[384] Il y a ici une erreur dans le texte. Le royaume d'Italie ne date que de 1805 (le sacre à Milan est du 26 mai). M. de Talleyrand aura évidemment voulu dire qu'en 1802 la dénomination officielle de république italienne fut substituée à celle de république cisalpine.
[385] Le 9 décembre 1798, le roi Charles-Emmanuel, vaincu et dépossédé, avait renoncé au trône pour lui et ses descendants, ordonnant à ses sujets d'obéir désormais aux autorités françaises. Le Piémont fut dès lors administré directement par les généraux français. En 1800, avant Marengo et Hohenlinden, Bonaparte, dans ses premières propositions de paix, avait offert de rendre le Piémont au roi de Sardaigne. La victoire le rendit plus exigeant, et au traité de Lunéville, il refusa de prendre aucun engagement de ce côté. Le 19 avril 1801, le Piémont fut divisé en six départements et érigé en division militaire; le 4 septembre 1802, il fut incorporé à la France.
[386] 16 mai 1803.
[387] Charles-François Duperrier-Dumouriez, né à Cambrai en 1739, entra à l'armée à seize ans. En 1763 il abandonna les armes pour la diplomatie et devint l'un des agents secrets les plus actifs du roi. Sous Louis XVI, il fut nommé gouverneur de Cherbourg, puis maréchal de camp. Il entra en 1792 dans le cabinet girondin comme ministre des affaires étrangères, (15 mars) et fut trois mois après nommé général en chef de l'armée du Nord. Vainqueur à Valmy et à Jemmapes, mais battu à Nerwinde, sur le point d'être décrété d'accusation, il engagea des pourparlers avec le prince de Cobourg, livra aux Autrichiens les commissaires de la Convention qui venaient l'arrêter, et passa lui-même à l'ennemi. Il vécut à l'étranger jusqu'à sa mort (1823), souvent mêlé aux intrigues et aux conspirations des émigrés.
[388] 21 mars 1804.
[389] M. de Talleyrand a consacré à l'affaire du duc d'Enghien, un chapitre spécial qui sera publié dans un des volumes suivants.

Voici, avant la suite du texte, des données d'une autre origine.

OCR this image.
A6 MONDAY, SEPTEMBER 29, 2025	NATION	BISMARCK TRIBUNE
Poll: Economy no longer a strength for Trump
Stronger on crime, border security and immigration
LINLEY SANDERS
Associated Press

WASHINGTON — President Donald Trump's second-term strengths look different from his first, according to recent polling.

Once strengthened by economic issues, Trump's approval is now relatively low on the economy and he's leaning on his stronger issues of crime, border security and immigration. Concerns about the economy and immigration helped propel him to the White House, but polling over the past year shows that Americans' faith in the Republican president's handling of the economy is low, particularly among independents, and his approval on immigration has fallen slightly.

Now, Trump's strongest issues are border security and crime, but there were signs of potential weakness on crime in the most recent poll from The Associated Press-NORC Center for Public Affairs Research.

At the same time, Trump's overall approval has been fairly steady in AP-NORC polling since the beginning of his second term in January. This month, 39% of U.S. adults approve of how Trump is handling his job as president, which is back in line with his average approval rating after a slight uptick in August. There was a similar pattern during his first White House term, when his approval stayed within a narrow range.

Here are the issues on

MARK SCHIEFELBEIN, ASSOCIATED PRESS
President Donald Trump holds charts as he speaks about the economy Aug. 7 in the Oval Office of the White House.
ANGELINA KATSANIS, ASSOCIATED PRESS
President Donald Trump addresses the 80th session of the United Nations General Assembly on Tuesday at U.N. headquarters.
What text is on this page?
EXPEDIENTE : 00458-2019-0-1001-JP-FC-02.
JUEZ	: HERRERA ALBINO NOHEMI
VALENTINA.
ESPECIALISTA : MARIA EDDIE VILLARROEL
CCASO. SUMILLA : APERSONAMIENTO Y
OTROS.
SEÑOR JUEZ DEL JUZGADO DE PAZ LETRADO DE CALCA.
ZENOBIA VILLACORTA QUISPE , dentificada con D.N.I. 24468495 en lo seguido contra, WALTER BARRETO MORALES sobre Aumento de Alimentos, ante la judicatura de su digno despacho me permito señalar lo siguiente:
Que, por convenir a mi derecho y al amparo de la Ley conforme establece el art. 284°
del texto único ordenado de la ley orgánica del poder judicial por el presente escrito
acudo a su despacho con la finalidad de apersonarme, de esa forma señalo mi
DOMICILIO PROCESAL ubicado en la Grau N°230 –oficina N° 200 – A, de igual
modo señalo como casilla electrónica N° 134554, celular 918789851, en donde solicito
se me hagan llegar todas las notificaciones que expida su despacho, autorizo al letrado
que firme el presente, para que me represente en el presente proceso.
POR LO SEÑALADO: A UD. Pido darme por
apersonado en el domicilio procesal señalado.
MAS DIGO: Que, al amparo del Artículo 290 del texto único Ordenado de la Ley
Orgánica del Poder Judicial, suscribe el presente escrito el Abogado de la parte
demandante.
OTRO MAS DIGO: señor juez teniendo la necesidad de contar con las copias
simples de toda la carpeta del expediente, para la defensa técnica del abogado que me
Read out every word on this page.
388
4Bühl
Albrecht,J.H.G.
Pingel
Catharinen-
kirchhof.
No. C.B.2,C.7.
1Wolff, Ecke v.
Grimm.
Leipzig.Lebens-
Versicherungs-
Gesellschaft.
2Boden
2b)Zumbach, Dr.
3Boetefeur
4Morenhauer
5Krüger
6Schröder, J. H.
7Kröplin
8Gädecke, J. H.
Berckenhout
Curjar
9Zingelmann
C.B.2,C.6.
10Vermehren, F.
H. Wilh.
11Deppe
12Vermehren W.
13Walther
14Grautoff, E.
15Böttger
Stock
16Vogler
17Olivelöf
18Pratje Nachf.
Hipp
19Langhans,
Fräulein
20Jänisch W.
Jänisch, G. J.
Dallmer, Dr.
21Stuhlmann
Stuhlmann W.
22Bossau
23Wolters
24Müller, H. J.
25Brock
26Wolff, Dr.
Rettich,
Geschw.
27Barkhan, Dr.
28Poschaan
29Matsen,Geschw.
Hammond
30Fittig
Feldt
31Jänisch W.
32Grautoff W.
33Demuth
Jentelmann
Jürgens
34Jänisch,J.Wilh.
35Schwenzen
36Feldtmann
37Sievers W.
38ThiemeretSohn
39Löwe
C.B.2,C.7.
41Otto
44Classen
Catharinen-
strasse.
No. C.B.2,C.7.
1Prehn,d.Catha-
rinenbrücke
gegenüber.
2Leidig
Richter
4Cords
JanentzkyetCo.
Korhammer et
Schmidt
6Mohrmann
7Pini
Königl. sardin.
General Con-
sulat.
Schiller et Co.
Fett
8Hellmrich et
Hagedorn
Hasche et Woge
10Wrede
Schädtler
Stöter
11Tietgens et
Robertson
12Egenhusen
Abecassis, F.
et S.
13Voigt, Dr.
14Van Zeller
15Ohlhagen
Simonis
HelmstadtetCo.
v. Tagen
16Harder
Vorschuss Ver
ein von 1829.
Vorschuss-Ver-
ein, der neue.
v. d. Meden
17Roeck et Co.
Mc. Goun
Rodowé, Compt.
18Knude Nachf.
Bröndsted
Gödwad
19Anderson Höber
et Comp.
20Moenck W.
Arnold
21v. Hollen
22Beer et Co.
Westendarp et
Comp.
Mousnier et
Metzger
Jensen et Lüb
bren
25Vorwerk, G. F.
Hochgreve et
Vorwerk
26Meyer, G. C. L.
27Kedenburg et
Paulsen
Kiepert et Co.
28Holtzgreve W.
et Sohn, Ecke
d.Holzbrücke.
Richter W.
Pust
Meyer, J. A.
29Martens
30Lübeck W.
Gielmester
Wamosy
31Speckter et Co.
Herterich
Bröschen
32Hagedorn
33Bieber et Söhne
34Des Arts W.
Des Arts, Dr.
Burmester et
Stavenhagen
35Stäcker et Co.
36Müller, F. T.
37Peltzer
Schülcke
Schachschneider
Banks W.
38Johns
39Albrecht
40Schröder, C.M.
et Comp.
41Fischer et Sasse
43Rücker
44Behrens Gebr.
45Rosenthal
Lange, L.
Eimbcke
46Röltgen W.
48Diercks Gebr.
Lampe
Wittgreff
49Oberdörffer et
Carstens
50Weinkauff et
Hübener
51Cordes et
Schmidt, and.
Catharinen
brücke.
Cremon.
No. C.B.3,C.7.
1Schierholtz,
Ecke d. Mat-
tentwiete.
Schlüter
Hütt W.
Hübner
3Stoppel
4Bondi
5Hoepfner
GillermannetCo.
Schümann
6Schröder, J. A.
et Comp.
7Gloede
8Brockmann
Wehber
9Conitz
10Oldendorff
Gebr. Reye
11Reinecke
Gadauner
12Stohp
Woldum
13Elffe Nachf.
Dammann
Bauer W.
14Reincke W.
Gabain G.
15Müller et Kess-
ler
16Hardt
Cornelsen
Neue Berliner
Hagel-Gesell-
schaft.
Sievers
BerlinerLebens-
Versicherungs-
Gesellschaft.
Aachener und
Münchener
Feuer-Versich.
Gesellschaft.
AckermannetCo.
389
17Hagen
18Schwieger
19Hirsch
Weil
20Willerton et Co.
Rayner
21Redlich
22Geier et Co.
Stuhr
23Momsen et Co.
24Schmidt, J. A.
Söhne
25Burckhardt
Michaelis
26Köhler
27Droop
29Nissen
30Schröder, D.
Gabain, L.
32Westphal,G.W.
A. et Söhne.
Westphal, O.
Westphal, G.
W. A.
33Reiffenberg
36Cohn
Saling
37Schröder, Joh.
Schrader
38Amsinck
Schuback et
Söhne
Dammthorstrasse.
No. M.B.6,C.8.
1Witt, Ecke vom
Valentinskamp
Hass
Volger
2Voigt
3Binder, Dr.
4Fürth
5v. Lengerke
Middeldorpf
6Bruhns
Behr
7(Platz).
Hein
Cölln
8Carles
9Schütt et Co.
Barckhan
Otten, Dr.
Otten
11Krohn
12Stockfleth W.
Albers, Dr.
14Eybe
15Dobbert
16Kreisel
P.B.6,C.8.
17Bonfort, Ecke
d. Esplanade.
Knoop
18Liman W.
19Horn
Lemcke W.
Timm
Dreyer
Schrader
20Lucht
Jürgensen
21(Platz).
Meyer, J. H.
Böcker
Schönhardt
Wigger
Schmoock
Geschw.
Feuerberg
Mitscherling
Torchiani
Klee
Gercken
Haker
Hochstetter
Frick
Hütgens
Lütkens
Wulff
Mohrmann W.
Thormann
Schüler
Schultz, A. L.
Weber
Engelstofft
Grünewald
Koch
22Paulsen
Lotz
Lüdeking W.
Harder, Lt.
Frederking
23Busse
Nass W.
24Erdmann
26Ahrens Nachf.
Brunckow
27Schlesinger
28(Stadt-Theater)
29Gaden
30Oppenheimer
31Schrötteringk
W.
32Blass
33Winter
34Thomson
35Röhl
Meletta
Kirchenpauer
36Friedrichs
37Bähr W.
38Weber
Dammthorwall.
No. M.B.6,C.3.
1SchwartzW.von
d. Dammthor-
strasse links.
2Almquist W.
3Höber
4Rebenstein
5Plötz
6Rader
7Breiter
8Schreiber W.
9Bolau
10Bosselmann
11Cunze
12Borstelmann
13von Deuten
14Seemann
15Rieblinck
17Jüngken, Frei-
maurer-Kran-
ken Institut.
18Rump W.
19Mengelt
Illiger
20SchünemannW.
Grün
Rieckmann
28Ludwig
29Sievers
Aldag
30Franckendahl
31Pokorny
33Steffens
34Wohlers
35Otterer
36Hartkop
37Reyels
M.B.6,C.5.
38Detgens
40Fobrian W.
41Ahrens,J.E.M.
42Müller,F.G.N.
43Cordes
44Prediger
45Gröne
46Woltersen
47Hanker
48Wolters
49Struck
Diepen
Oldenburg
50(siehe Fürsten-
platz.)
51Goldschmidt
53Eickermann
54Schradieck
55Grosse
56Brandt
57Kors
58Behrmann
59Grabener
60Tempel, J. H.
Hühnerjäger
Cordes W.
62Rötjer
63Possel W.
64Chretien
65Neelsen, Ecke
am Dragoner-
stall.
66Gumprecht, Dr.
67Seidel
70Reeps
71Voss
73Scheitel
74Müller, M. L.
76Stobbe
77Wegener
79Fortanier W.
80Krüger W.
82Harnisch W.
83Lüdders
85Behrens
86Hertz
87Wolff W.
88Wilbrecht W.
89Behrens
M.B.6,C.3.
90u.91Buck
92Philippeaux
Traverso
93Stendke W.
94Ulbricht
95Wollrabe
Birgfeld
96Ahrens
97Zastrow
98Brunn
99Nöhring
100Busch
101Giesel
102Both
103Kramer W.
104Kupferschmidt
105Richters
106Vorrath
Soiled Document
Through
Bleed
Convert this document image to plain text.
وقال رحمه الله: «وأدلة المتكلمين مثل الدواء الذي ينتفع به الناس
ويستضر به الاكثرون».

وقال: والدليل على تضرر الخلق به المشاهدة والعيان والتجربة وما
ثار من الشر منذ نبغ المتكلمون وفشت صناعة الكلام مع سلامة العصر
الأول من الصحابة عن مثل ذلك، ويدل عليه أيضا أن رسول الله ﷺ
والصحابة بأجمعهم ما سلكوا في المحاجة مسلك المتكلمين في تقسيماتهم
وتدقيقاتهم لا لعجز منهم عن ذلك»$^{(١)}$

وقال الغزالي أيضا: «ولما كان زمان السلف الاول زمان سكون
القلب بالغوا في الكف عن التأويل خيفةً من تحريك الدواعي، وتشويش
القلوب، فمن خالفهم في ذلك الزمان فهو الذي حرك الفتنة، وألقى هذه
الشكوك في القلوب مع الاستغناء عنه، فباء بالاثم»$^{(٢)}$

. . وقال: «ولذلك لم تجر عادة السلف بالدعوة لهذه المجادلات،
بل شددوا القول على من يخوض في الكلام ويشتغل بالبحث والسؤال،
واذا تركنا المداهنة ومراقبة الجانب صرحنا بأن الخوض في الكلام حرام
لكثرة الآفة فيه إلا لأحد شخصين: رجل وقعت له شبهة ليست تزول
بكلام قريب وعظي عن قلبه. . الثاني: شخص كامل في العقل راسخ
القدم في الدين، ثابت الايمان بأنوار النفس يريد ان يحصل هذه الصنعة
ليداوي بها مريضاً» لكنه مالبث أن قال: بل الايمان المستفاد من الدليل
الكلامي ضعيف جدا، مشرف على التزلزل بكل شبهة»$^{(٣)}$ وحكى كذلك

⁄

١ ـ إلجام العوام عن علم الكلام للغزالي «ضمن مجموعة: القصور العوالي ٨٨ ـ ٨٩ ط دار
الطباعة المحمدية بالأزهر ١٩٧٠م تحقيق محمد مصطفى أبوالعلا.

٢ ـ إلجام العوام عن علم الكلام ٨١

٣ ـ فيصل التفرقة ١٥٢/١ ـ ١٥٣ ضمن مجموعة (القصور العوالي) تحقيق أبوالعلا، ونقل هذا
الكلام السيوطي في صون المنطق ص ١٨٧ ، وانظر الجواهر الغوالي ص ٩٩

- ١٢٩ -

[390] Depuis les conventions du 10 octobre 1796 et du 6 juin 1797, la république de Gênes, transformée en république ligurienne, était l'alliée de la France. C'est le 3 juin 1805, que le sénat et le doge sollicitèrent la réunion de leur ville à la France, laquelle fut immédiatement ordonnée. Quant à Lucques, elle fut attribuée à Élisa Bonaparte, princesse de Piombino. (24 juin 1805).
[391] De 1803 à 1805, Napoléon d'une part, l'Autriche et la Russie de l'autre, se disputèrent l'alliance de la Prusse: le roi Frédéric-Guillaume n'osa prendre aucun parti. Toutefois, en 1805, il signa avec la France une simple convention de neutralité.
[392] Duroc était depuis 1796 l'aide de camp préféré de Napoléon. Né en 1772, il devint sous l'empire général de division, grand maréchal du palais et duc de Frioul. Il fut tué à Wurtschen le 22 mai 1813.
[393] Antoine comte de La Forest (1756-1846). Ministre à Munich, (1801) à la diète de Ratisbonne, (1802); à Berlin, (1803); ambassadeur à Madrid en 1807. Ministre et pair de France sous la restauration.